She opened an ancient Chaldee MS., and spreading it on the library table, they examined it together, spelling out the words, and turning frequently to a dictionary which lay near. Neither knew much about the language; now and then they differed in the interpretation, and more than once Edna referred to the rules of her grammar, to establish the construction of the sentences.

Engrossed in the translation, she forgot all her apprehensions of the morning, and the old ease of manner came back. Her eyes met his fearlessly, her smile greeted him cheerily as in the early months of their acquaintance; and while she bent over the pages she was deciphering, his eyes dwelt on her beaming countenance with a fond, tender look, that most girls of her age would have found it hard to resist, and pleasant to recall in after days.

Neither suspected that an hour had passed, until Dr. Rodney peeped into the room and called them back to the parlor, to make up a game of whist.

It was quite late when Mr. Leigh rose to say good-night; and as he drew on his gloves he looked earnestly at Edna, and said:

"I am coming again in a day or two, to show you some plans for a new house which I intend to build before long. Clara differs with me about the arrangement of some columns and arches, and I shall claim you and Mrs. Murray for my allies in this architectural war."

The orphan was silent, but the lady of the house replied promptly:

"Yes, come as often as you can, Gordon, and cheer us up; for it is terribly dull here without St. Elmo."

"Suppose you repudiate that incorrigible Vandal and adopt me in his place? I would prove a model son."

"Very well. I shall acquaint him with your proposition, and threaten an immediate compliance with it if he does not come home soon."

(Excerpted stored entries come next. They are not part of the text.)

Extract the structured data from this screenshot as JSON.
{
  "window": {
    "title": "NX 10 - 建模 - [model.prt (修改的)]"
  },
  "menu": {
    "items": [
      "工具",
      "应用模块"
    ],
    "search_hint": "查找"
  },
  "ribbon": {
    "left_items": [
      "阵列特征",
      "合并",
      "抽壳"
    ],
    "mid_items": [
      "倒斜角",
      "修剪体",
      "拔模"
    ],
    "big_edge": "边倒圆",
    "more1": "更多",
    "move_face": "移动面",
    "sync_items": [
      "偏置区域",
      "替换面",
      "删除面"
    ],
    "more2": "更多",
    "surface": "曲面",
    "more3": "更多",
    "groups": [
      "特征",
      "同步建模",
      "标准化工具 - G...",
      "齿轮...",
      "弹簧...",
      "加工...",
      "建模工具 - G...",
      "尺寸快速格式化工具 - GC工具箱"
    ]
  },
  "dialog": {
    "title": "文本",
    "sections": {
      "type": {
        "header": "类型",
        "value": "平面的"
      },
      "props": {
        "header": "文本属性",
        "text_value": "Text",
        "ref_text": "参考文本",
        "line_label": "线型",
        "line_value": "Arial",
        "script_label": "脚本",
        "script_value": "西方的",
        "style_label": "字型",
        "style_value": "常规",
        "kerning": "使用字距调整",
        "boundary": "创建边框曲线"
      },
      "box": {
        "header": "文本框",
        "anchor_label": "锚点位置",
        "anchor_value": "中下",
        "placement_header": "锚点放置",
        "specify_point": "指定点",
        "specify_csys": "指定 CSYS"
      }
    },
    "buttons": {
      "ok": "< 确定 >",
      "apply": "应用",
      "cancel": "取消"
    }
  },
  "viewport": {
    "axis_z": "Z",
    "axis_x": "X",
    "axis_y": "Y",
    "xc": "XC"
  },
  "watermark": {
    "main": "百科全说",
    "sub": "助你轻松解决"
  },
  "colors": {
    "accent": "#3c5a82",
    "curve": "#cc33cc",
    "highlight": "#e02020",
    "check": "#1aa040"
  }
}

Mrs. Murray rang the bell for the servant to lock up the house, and said sutto voce:

"What a noble fellow Gordon is! If I had a daughter I would select him for her husband. Where are you going, Edna?"

"I left a MS. on the library table, and as it is very rare and valuable I want to replace it in the glass box where it belongs before I go to sleep."

Lighting a candle, she lifted the heavy Targum, and slowly approached the suite of rooms, which she was now in the habit of visiting almost daily.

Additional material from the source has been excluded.